The Howard family sold the house to Thomas Sutton in 1611. He was the wealthiest commoner in England having made his money from a successful property portfolio and entering the business of usury, which became legal in England in the 1570s. He had no legitimate children and left his fortune to charity. His money was used to turn Charterhouse into a hospital for the poor, provide 40 places for poor boys to be schooled and to provide a retirement home for single or widowed men over 50-years of age who had fallen on hard times.
The school grew larger until it had 260 boys, before relocating to another part of England. However, the almshouse for 'Brothers' (from 2017, single women are also allowed to apply for placement) remains on site, as does the infirmary which provides care until the end of the residents' days.

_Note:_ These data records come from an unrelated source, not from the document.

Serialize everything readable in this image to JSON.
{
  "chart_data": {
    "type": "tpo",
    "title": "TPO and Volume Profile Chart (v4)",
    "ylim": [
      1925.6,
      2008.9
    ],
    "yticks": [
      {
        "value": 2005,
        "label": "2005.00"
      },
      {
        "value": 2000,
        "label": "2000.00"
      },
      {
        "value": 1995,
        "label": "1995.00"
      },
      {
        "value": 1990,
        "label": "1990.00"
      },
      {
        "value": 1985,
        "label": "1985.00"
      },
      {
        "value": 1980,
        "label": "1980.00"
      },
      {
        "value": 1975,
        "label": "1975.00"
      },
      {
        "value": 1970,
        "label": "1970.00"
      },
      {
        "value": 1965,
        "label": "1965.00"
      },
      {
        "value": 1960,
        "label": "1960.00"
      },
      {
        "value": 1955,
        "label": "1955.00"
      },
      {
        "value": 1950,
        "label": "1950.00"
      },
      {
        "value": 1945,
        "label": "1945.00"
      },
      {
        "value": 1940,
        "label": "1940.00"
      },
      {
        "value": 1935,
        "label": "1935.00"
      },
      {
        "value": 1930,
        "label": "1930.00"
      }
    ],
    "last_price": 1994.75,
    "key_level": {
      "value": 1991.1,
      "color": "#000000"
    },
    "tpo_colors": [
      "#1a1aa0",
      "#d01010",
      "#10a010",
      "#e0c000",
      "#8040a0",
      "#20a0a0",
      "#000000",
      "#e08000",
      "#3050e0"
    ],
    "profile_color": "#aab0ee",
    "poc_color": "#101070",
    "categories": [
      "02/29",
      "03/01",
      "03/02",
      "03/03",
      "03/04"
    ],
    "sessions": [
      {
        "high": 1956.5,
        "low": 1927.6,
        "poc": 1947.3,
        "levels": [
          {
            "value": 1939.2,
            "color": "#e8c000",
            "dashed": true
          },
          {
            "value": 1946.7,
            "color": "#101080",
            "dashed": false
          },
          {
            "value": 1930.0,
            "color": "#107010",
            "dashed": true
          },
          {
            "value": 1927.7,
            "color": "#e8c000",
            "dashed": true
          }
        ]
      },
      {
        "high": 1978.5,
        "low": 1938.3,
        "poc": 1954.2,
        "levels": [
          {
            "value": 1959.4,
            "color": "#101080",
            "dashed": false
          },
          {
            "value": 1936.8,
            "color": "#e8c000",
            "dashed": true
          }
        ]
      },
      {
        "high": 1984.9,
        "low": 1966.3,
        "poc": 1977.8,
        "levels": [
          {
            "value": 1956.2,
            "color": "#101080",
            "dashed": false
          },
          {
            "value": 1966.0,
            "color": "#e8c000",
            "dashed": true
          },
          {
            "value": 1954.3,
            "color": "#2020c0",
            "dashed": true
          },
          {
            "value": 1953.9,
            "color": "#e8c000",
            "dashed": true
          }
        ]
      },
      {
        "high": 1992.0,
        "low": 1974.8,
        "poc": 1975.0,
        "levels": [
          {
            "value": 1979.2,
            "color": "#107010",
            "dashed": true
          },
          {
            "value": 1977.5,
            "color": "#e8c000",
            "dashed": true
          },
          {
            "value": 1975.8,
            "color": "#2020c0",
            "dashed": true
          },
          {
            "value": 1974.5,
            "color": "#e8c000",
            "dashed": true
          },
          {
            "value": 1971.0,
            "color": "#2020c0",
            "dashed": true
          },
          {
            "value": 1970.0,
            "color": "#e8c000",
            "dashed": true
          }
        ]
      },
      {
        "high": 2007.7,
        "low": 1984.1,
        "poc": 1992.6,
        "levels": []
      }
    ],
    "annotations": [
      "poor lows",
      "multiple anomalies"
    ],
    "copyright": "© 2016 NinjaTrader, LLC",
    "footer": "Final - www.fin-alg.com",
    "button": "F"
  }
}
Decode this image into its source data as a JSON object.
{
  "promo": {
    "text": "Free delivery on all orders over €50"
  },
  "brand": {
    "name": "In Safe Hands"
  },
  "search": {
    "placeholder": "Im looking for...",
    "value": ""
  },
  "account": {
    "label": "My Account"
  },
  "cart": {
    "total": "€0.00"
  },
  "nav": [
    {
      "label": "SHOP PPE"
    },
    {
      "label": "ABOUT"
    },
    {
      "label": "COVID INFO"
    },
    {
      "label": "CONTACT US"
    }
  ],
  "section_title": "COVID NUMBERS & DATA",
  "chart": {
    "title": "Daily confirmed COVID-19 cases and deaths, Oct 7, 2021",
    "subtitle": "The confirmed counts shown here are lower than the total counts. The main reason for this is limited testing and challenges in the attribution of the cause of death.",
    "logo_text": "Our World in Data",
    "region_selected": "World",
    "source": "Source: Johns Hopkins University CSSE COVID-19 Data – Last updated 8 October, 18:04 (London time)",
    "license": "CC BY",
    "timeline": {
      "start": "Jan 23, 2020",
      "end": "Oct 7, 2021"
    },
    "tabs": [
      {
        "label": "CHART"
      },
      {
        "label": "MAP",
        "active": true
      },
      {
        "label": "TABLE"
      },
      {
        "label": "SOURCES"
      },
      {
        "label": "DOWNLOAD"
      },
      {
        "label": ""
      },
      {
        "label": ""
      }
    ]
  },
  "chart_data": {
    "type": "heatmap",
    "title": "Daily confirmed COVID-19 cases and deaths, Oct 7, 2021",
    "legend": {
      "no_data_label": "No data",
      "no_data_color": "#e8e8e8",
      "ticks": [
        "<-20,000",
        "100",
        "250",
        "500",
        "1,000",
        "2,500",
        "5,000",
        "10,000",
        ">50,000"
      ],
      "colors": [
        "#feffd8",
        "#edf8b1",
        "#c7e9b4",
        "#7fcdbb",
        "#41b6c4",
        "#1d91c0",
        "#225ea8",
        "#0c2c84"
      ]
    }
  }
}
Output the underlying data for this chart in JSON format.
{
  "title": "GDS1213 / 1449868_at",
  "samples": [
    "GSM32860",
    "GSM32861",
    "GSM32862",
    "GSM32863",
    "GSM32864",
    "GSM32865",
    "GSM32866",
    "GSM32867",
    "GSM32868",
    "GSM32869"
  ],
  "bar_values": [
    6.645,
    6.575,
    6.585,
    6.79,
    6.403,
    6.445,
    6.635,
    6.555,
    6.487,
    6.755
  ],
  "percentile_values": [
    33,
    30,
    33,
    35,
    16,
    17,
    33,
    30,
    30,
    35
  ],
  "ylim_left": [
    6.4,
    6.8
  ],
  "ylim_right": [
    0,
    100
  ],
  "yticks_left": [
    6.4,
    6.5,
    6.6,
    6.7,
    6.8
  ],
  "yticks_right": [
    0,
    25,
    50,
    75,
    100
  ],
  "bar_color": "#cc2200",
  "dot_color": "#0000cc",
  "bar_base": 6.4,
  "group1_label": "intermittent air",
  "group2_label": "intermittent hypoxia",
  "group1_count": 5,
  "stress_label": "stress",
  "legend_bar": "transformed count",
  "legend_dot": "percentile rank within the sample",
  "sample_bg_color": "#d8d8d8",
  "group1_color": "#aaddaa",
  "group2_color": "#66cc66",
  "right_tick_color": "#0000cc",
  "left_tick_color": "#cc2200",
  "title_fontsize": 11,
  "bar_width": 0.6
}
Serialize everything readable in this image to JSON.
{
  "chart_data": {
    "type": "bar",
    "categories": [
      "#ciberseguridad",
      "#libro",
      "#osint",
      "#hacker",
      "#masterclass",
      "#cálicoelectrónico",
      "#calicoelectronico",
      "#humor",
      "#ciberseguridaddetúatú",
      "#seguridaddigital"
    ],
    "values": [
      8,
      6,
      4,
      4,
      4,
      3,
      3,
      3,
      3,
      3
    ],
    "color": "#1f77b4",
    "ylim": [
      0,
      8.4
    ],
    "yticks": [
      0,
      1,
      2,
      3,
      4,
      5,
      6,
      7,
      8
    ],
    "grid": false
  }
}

I spy with my little eye... Close inspection of the brickwork reveals the letters 'IH' and possibly a J at the end. There are several theories as to the meaning of these 'hidden' letters that are discussed during the tour. Photo: Nicole James
Sutton's fortune has sustained the charity since 1611. The charity faced challenges in the Great Financial Crisis of 2008 and while there is enough money to house and care for the 60 Brothers and some scholarships issued by the school, there is not enough money to fund the upkeep of the buildings themselves. Hence we all have the opportunity to go on an informative tour of this living part of English history.
The Charterhouse is a 3-minute walk from Barbican tube station. Click here for directions. If you are feeling peckish after the tour, Le Cafe du Marche is just around the corner at 22 Charterhouse Square.
Washhouse Court, so called because the washing area was located here. It is still used as a laundry today. Photo: Nicole James
To book a tour led by a historian or one of the Brothers themselves, click here. Allow 1.5-2 hours for the one-hour guided walk through the various buildings, as well as extra time at the end to explore the free museum.
The recent Crossrail construction unearthed some Black Death victims, and one of the skeletons is on display in the museum. Examination of the bones concluded this was an 18-25-year-old man who perished from bubonic plague, had terrible teeth and moved from the East of the UK to London around age five. I didn't take a photo of the skeleton as it seemed disrespectful, plus it is intriguing to see it in the flesh so to speak.